I wrote a post dedicated to this topic recently

Write a good commit message

The struggle to find someone to review a PR is often a common reason why code reviews take so long. Good commit messages can help with that. A good commit message helps potential reviewers quickly understand if they are the right person to review the change and gives them an idea of how much time and effort the review will need.

Consider these two PR titles as an example: “Fixing a bug” versus “Fixing memory leak caused by retain cycle in X”. Which one do you think will catch more attention? The second title is more likely to attract reviewers because of its specificity. It tells them what the problem is and where in just a few words.

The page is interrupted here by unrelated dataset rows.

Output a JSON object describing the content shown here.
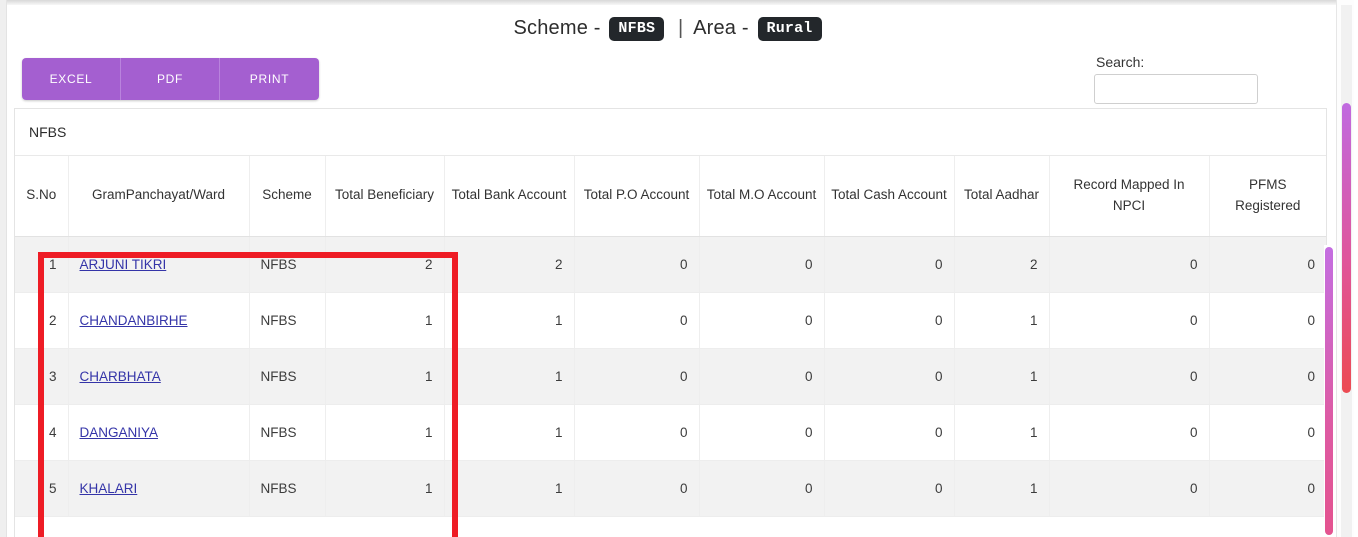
{
  "header": {
    "scheme_label": "Scheme -",
    "scheme_value": "NFBS",
    "separator": "|",
    "area_label": "Area -",
    "area_value": "Rural"
  },
  "toolbar": {
    "excel_label": "EXCEL",
    "pdf_label": "PDF",
    "print_label": "PRINT",
    "accent_color": "#a45fd0"
  },
  "search": {
    "label": "Search:",
    "value": "",
    "placeholder": ""
  },
  "table": {
    "caption": "NFBS",
    "columns": [
      "S.No",
      "GramPanchayat/Ward",
      "Scheme",
      "Total Beneficiary",
      "Total Bank Account",
      "Total P.O Account",
      "Total M.O Account",
      "Total Cash Account",
      "Total Aadhar",
      "Record Mapped In NPCI",
      "PFMS Registered"
    ],
    "rows": [
      {
        "sno": "1",
        "gram_panchayat": "ARJUNI TIKRI",
        "scheme": "NFBS",
        "total_beneficiary": "2",
        "total_bank_account": "2",
        "total_po_account": "0",
        "total_mo_account": "0",
        "total_cash_account": "0",
        "total_aadhar": "2",
        "record_mapped_npci": "0",
        "pfms_registered": "0"
      },
      {
        "sno": "2",
        "gram_panchayat": "CHANDANBIRHE",
        "scheme": "NFBS",
        "total_beneficiary": "1",
        "total_bank_account": "1",
        "total_po_account": "0",
        "total_mo_account": "0",
        "total_cash_account": "0",
        "total_aadhar": "1",
        "record_mapped_npci": "0",
        "pfms_registered": "0"
      },
      {
        "sno": "3",
        "gram_panchayat": "CHARBHATA",
        "scheme": "NFBS",
        "total_beneficiary": "1",
        "total_bank_account": "1",
        "total_po_account": "0",
        "total_mo_account": "0",
        "total_cash_account": "0",
        "total_aadhar": "1",
        "record_mapped_npci": "0",
        "pfms_registered": "0"
      },
      {
        "sno": "4",
        "gram_panchayat": "DANGANIYA",
        "scheme": "NFBS",
        "total_beneficiary": "1",
        "total_bank_account": "1",
        "total_po_account": "0",
        "total_mo_account": "0",
        "total_cash_account": "0",
        "total_aadhar": "1",
        "record_mapped_npci": "0",
        "pfms_registered": "0"
      },
      {
        "sno": "5",
        "gram_panchayat": "KHALARI",
        "scheme": "NFBS",
        "total_beneficiary": "1",
        "total_bank_account": "1",
        "total_po_account": "0",
        "total_mo_account": "0",
        "total_cash_account": "0",
        "total_aadhar": "1",
        "record_mapped_npci": "0",
        "pfms_registered": "0"
      }
    ]
  },
  "annotation": {
    "highlight_color": "#ee1c25"
  }
}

If you would like to learn more, I wrote a detailed post on this very subject.

Ensure good test coverage

“Can you add tests?” might be the first, and the only comment you get on your PR if you haven’t provided sufficient test coverage. It’s easy to understand why people hesitate to review PRs without good test coverage. Adding tests often uncovers issues or gaps in the code. Fixing them might lead to significant changes, that will trigger a complete re-review. Good test coverage not only saves time for the reviewer, who won’t need to go through your changes twice but also for you, as it reduces the number of necessary revisions.

Keep your PRs small

Conducting a thorough review of a huge PR is time-consuming and requires significant effort. Not many team members can commit to such a task. However, most large PRs can be broken down into smaller, logically complete PRs. By doing this, you can distribute the effort to review your changes among more team members, shortening the time needed to merge them.

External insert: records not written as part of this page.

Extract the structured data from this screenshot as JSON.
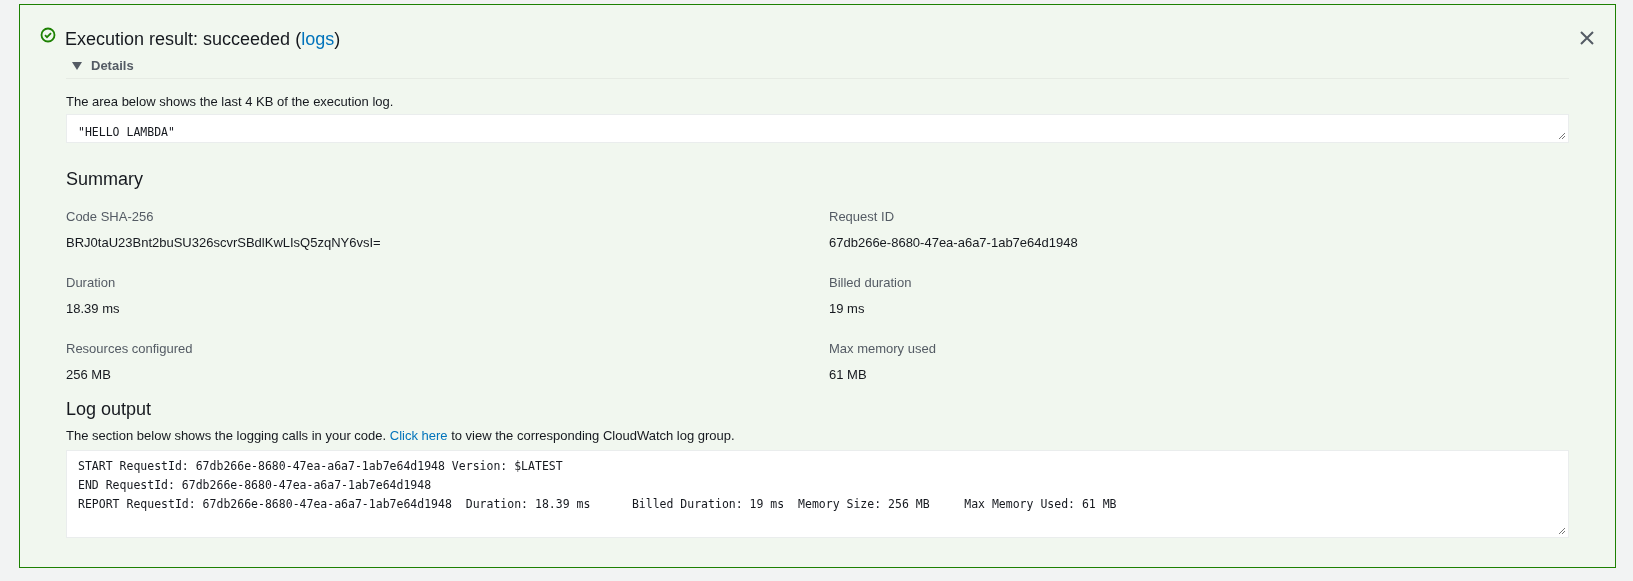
{
  "result": {
    "kind": "success",
    "title_prefix": "Execution result: succeeded (",
    "link": "logs",
    "title_suffix": ")"
  },
  "details": {
    "label": "Details",
    "expanded": true,
    "description": "The area below shows the last 4 KB of the execution log.",
    "output": "\"HELLO LAMBDA\""
  },
  "summary": {
    "heading": "Summary",
    "items": [
      {
        "label": "Code SHA-256",
        "value": "BRJ0taU23Bnt2buSU326scvrSBdlKwLIsQ5zqNY6vsI="
      },
      {
        "label": "Request ID",
        "value": "67db266e-8680-47ea-a6a7-1ab7e64d1948"
      },
      {
        "label": "Duration",
        "value": "18.39 ms"
      },
      {
        "label": "Billed duration",
        "value": "19 ms"
      },
      {
        "label": "Resources configured",
        "value": "256 MB"
      },
      {
        "label": "Max memory used",
        "value": "61 MB"
      }
    ]
  },
  "log_output": {
    "heading": "Log output",
    "description_before": "The section below shows the logging calls in your code.",
    "link": "Click here",
    "description_after": "to view the corresponding CloudWatch log group.",
    "lines": [
      "START RequestId: 67db266e-8680-47ea-a6a7-1ab7e64d1948 Version: $LATEST",
      "END RequestId: 67db266e-8680-47ea-a6a7-1ab7e64d1948",
      "REPORT RequestId: 67db266e-8680-47ea-a6a7-1ab7e64d1948  Duration: 18.39 ms      Billed Duration: 19 ms  Memory Size: 256 MB     Max Memory Used: 61 MB"
    ]
  }
}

For a more in-depth discussion on this topic, check out my post.

Address comments quickly

Respond to comments on your PR promptly, to keep the reviewer engaged while the details are still fresh in their mind. Delaying your response can lead to deprioritizing your PR as the reviewer will have to spend time and effort to recall necessary context. Addressing comments doesn’t always mean you need to send a new revision. It is often about providing clarifications or confirming assumptions. However, if the reviewer identifies an issue that requires a fix, you should promptly update your PR.

Ask for reviews

If you did everything possible to make your PR easy to review but it is still not getting traction, you may need to ask for a review directly. If anyone on the team can review your change, consider asking in your team’s chat room. If you would like a specific person to review your PR, contact them individually. However, be cautious not to overdo this. On most teams reviewing code is an expectation, and pinging people for reviews immediately after publishing a PR can be very distracting. In our team, we have a 24-hour rule for non-urgent PRs: we only ask for a review if a PR hasn’t been picked up within a day.

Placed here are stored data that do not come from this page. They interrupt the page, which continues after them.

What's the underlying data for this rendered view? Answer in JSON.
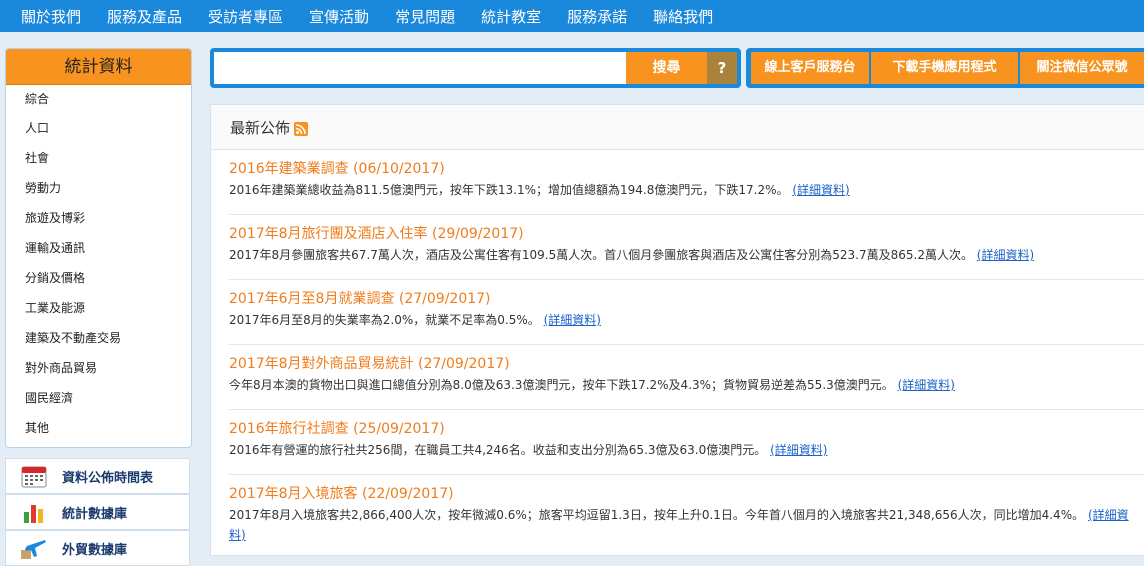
{
  "topnav": {
    "items": [
      "關於我們",
      "服務及產品",
      "受訪者專區",
      "宣傳活動",
      "常見問題",
      "統計教室",
      "服務承諾",
      "聯絡我們"
    ]
  },
  "sidebar": {
    "title": "統計資料",
    "items": [
      "綜合",
      "人口",
      "社會",
      "勞動力",
      "旅遊及博彩",
      "運輸及通訊",
      "分銷及價格",
      "工業及能源",
      "建築及不動產交易",
      "對外商品貿易",
      "國民經濟",
      "其他"
    ]
  },
  "quicklinks": [
    {
      "label": "資料公佈時間表",
      "icon": "calendar-icon"
    },
    {
      "label": "統計數據庫",
      "icon": "bar-chart-icon"
    },
    {
      "label": "外貿數據庫",
      "icon": "airplane-icon"
    }
  ],
  "search": {
    "placeholder": "",
    "value": "",
    "button_label": "搜尋",
    "help_label": "?"
  },
  "actions": [
    "線上客戶服務台",
    "下載手機應用程式",
    "關注微信公眾號"
  ],
  "main": {
    "title": "最新公佈",
    "more_label": "(詳細資料)",
    "news": [
      {
        "title": "2016年建築業調查 (06/10/2017)",
        "desc": "2016年建築業總收益為811.5億澳門元，按年下跌13.1%；增加值總額為194.8億澳門元，下跌17.2%。"
      },
      {
        "title": "2017年8月旅行團及酒店入住率 (29/09/2017)",
        "desc": "2017年8月參團旅客共67.7萬人次，酒店及公寓住客有109.5萬人次。首八個月參團旅客與酒店及公寓住客分別為523.7萬及865.2萬人次。"
      },
      {
        "title": "2017年6月至8月就業調查 (27/09/2017)",
        "desc": "2017年6月至8月的失業率為2.0%，就業不足率為0.5%。"
      },
      {
        "title": "2017年8月對外商品貿易統計 (27/09/2017)",
        "desc": "今年8月本澳的貨物出口與進口總值分別為8.0億及63.3億澳門元，按年下跌17.2%及4.3%；貨物貿易逆差為55.3億澳門元。"
      },
      {
        "title": "2016年旅行社調查 (25/09/2017)",
        "desc": "2016年有營運的旅行社共256間，在職員工共4,246名。收益和支出分別為65.3億及63.0億澳門元。"
      },
      {
        "title": "2017年8月入境旅客 (22/09/2017)",
        "desc": "2017年8月入境旅客共2,866,400人次，按年微減0.6%；旅客平均逗留1.3日，按年上升0.1日。今年首八個月的入境旅客共21,348,656人次，同比增加4.4%。"
      }
    ]
  },
  "colors": {
    "nav_blue": "#1a88db",
    "accent_orange": "#f7931e",
    "news_title": "#f07c1b",
    "link_blue": "#1a62c9"
  }
}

Review your team members’ PRs

If you don’t review your team members’ PRs, don’t expect them to prioritize yours. PRs that are constantly at the end of the queue will inevitably take longer to be reviewed, approved, and merged. That’s why it is important to dedicate a few minutes each day to code reviews. My rule is to review at least as many PRs as I publish. It works wonders – most of the time I can merge my PRs on the same day I submit them. Moreover, if my PRs aren’t getting enough attention, I don’t feel uncomfortable asking to review them.
Here is a post about other benefits of reviewing code.

And when you get your PR reviewed, remember to promptly merge it

What are your tips to speed up code reviews? I’d love to hear them!